Tom Freeman and Katherine Doyle are in love and want to tie the knot… but they don’t want to get married.
The 26-year-old Londoners think they should be allowed to have a civil partnership, a form of legal union available in Britain only to same-sex couples.
On Tuesday, after having their application to form a civil partnership rejected by officials at their local town hall in Islington, north London, they said they will go to court to win the right.

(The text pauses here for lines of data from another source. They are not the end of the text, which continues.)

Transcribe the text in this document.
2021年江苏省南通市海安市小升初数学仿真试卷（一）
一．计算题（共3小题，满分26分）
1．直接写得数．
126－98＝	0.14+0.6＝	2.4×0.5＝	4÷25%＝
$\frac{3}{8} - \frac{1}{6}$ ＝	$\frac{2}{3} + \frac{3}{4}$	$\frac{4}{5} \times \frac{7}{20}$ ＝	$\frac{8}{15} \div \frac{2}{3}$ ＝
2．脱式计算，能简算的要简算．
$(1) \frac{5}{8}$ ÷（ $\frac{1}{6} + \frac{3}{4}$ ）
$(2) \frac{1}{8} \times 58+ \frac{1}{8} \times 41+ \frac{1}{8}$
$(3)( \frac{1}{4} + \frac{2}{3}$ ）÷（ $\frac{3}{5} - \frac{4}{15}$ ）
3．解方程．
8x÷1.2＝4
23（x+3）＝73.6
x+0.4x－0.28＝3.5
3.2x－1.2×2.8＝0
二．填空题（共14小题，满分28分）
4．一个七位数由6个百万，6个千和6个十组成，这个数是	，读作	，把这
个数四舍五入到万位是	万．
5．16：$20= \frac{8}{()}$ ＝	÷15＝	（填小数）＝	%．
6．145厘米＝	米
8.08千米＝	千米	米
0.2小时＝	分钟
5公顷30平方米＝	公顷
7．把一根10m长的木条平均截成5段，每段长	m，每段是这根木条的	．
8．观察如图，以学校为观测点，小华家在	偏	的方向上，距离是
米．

They are being backed by gay rights activists, who hope a ruling that allows straight couples the right to a civil partnership would mean, in turn, that gay couples have the right to wed.
“The titles of husband and wife and all the things that pop into people’s heads when you say you’re getting married don’t appeal to us,” said Doyle, a student. “In our day-to-day life we feel like civil partners – we don’t feel like husband and wife, and we want the government to recognize that.”
Marriage and civil partnership are virtually identical in law, and activists argue both should be open to all couples.
“We think it’s time there was one law for everyone,” said activist Peter Tatchell, who is organizing the “Equal Love” campaign and has lined up eight couples – four gay, four straight – willing to take their cases to court.
“Denying heterosexual couples the right to have a civil partnership is heterophobic,” he said.
Some legal experts think there is a strong case, because discrimination on the grounds of sexual orientation infringes Britain’s human rights law.
“How can the government justify this, when the legal rights attached to each legal institution are identical?” said law professor Robert Wintemute, who is advising the campaign. “For most purposes, the two institutions are identical – except for the name.”
Britain introduced civil partnerships in 2005, giving gay couples the same legal protection, adoption and inheritance rights as heterosexual married partners _ but not the label of marriage.
The Netherlands, Canada, Belgium, Portugal and Spain have legalized same-sex marriage, while Germany, France, Austria and Switzerland have laws similar to Britain’s.
The British compromise was welcomed by many. Thousands of couples have tied the civil partnership knot since then, in venues ranging from city halls to the Houses of Parliament.
But for some, the distinction still rankles.
“We really appreciate the civil partnerships,” said Sharon Ferguson, a pastor in the Metropolitan Community Church who hopes to wed partner Franka Strietzel but has been turned down for a marriage license. “But particularly because of my Christian faith, it’s marriage that I want.”